Recording central blood flow velocity waveform by conformal ultrasonic devices

利用适形超声装置记录中心血流速度波形

• 批准号: 9924597
• 负责人: Sheng Xu
• 金额: $ 17.96万
• 依托单位: UNIVERSITY OF CALIFORNIA, SAN DIEGO
• 依托单位国家: 美国
• 财政年份: 2019
• 资助国家: 美国
• 起止时间: 2019-06-01 至 2023-02-28
• 项目状态: 已结题
• 来源: https://reporter.nih.gov/project-details/9924597
• 关键词: Acoustics; Address; Arteries; Awareness; Back; Blood; Blood Flow Velocity; Blood Pressure; Blood flow; Caliber; Cardiac Output; Cardiovascular Diseases; Catheterization; Catheters; Clinical; Complex; Device Designs; Devices; Diagnosis; Doppler Effect; Doppler Ultrasonography; Electronics; Elements; Frequencies; Gold; Guidelines; Health Care Costs; Human; Human Resources; Implant; Island; Location; Manuals; Maps; Measurement; Measures; Mechanics; Medical; Membrane; Methods; Monitor; Morphologic artifacts; Motion; Movement; Noise; Organ; Outcome; Patient Monitoring; Patients; Perception; Performance; Peripheral; Phase; Preventive care; Protocols documentation; Pulmonary artery structure; Research; Research Project Grants; Savings; Signal Transduction; Skin; Stretching; System; Technology; Time; Tissues; Training; Transducers; Translating; Ultrasonic Transducer; Ultrasonic wave; Ultrasonics; Ultrasonography; blood flow measurement; clinical practice; data streams; design; design and construction; disease diagnosis; elastomeric; electric impedance; experience; experimental study; hemodynamics; human subject; human tissue; iatrogenic injury; improved; iterative design; materials science; mechanical properties; monitoring device; mortality; operation; optical fiber; patient safety; personalized medicine; phase 2 designs; prototype; standard of care; voltage; wearable device

PROJECT SUMMARY This proposed project aims to develop a soft wearable transducer array for continuous, accurate, and non- invasive measurement of blood flow velocity waveforms. The blood flow velocity waveform can provide critical information about the major organ activities and psychiatric state changes, which would help raise patient awareness, assist preventive care, and serve as the basis for personalized medicine. Conventional measurement protocols include catheter implants, which is invasive and risky, and Doppler ultrasonography, which is heavily user-dependent and often has errors and artifacts.
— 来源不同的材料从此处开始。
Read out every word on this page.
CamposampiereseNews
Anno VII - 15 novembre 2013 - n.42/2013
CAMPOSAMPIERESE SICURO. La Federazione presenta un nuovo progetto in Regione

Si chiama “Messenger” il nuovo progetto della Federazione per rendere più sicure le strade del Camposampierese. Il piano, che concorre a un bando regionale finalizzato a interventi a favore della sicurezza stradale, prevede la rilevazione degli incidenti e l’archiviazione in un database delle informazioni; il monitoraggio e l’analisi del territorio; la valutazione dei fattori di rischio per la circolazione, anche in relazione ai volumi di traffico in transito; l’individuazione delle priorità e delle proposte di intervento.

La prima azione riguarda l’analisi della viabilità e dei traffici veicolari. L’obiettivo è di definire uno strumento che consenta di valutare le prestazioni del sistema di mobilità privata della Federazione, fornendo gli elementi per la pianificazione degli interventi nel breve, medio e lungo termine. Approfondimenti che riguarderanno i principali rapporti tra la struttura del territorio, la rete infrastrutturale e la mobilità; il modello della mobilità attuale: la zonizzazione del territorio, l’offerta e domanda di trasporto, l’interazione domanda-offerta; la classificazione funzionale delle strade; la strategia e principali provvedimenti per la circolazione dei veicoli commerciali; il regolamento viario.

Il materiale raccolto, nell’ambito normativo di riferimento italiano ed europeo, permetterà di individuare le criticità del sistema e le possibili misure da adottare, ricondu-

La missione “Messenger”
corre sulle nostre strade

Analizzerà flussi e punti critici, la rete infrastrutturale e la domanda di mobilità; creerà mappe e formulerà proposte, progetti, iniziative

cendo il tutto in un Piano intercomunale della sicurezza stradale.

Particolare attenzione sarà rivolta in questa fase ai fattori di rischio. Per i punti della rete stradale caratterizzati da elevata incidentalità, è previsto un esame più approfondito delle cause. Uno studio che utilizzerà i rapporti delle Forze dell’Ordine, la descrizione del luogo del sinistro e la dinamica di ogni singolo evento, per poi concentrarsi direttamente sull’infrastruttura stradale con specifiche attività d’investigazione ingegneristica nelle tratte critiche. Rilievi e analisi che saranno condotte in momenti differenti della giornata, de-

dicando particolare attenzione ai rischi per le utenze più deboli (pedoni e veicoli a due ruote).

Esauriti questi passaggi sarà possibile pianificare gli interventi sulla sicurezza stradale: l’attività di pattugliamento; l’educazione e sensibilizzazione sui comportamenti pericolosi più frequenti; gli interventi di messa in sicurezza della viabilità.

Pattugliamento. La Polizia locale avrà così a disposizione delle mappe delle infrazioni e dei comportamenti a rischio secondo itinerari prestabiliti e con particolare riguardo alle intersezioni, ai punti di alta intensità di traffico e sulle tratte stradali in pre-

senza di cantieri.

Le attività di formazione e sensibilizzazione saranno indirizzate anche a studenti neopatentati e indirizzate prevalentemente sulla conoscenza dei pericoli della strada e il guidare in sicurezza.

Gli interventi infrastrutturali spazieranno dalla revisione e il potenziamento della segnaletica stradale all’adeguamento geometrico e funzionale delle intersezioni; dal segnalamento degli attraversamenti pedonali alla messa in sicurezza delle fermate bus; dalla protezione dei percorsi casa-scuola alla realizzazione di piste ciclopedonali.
This research is distinct from the existing methods, because it offers several unique features. First, due to its low-profile form factors, the wearable ultrasonic device enables continuous measurement of the blood flow velocity waveform without constricting the natural movement of the subject. Second, this device has similar mechanical properties to the human skin and therefore can achieve a conformal and intimate contact with the skin, which allows accurate and stable measurements. Third, the phased array control mechanism facilitates focusing and steering the ultrasonic beam at any locations with predefined incident angles, which enhances the signal-to-noise-ratio and removes user errors for manual operations. Towards that end, by combining materials science, mechanical design, and electronics integration, we will use an iterative design of experiments to understand and optimize the performance of a single ultrasonic transducer. Then, we will develop phased array control mechanism on a wearable platform to achieve ultrasonic beam focusing and steering. After that, we will integrate the stretchable transducer array with the phased array control circuit to achieve continuous and accurate recording of blood flow velocity waveforms. The proposed research is the first of its kind to use a soft, stretchable system to diagnose and monitor deep tissues under the skin. The availability of a comfortable, non-invasive blood flow monitoring device will make a fundamental difference in how related diseases are diagnosed and treated, which will have a direct impact on the clinical practices. This wearable device will also shift the public perception of blood flow monitoring, promote preventive care, and provide unprecedented data streams for medical professionals, which will translate into significant reductions in associated mortality and healthcare costs. !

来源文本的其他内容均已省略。